The Nuclear-Free Future Awards are given to honor individuals, organizations and communities for their outstanding commitment towards creating a world free from the threat of nuclear weapons and atomic energy. This year, the Resistance Award is being given to Charmaine White Face, a biologist, author and political commentator.

White Face is the founder and coordinator of Defenders of the Black Hills, which monitors abandoned uranium mines on sacred Lakota Lands, seeks the remediation of hazardous waste ponds that contaminate the region with high levels of radium, arsenic, lead and iron and opposes in-situ leach uranium mining. The Defenders of the Black Hills are a group of volunteers without racial or tribal boundaries, which formed five years ago. Their core message is that all peoples are threatened by nuclear activities.

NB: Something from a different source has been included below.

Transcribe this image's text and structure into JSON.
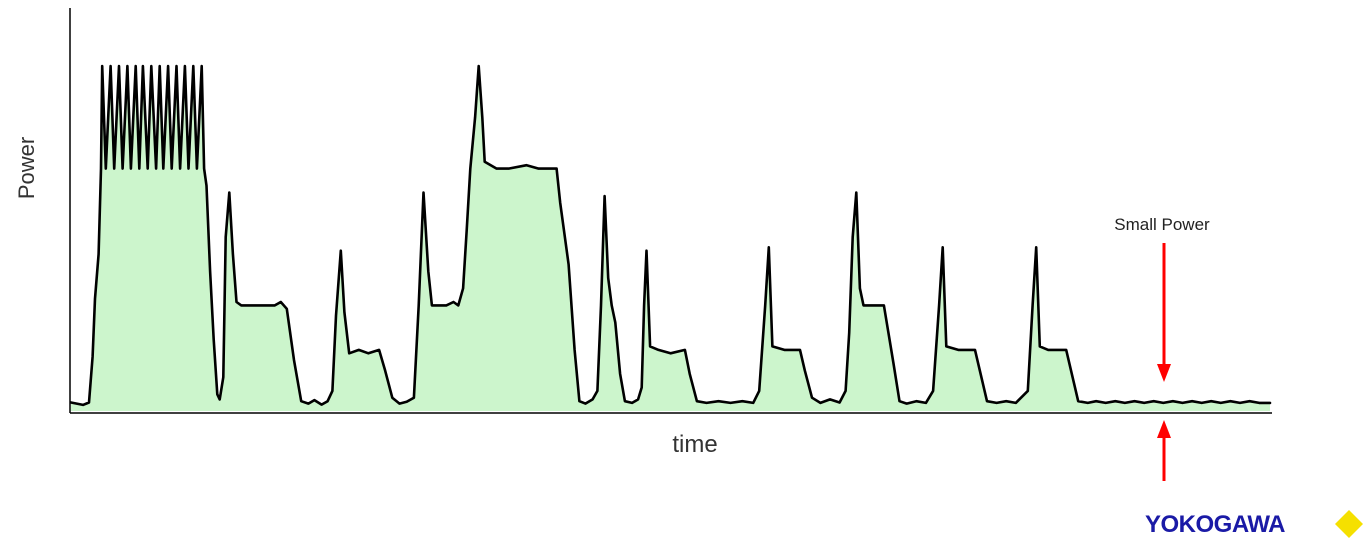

The Black Hills run through South Dakota, Montana and Wyoming. They are the traditional homeland of the Great Sioux Nation. In 1851 and 1868, the United States government signed treaties awarding the Great Sioux Nation custody of the land, however, they seized this land once resources were discovered there - first gold, and then uranium. These mining activities, along with fallout from nuclear testing in Nevada and radiation exposure from missile silos, which littered the region, have had a great impact on the health of the people.

Currently, there are more than 1,000 abandoned open pit uranium mines and prospects. These sites are polluting the rivers with their runoff. The Defenders have detected uranium in a pipeline more than 200 miles from the Missouri River, which shows that uranium is being carried in the pipeline.

The Minuteman missile silos and radar stations that were built all over the region in the 1950s and 1960s were possibly powered by small uranium power plants called submarines. It is unknown what happened to these and their wastes.

The radioactive fallout from the above ground detonations of nuclear bombs in Nevada in the 1950s and 60s fell on South Dakota as well, causing thyroid and other cancers, primarily to those people who were children at that time.

Despite the harm caused by past mining activities, uranium-mining development continues in the form of in-situ leach mining. There are already 4,000 exploration holes in the Black Hills and 3,000 in western Wyoming. The Defenders of the Black Hills are working to address these issues through public education campaigns, the media, elected officials and regulatory agencies.

Hosted by Salzburg, Austria, the 10th Annual Nuclear Free Future Awards ceremony will take place there this week. Last year, the Award ceremony took place at the Indigenous World Uranium Summit in Window Rock, Arizona.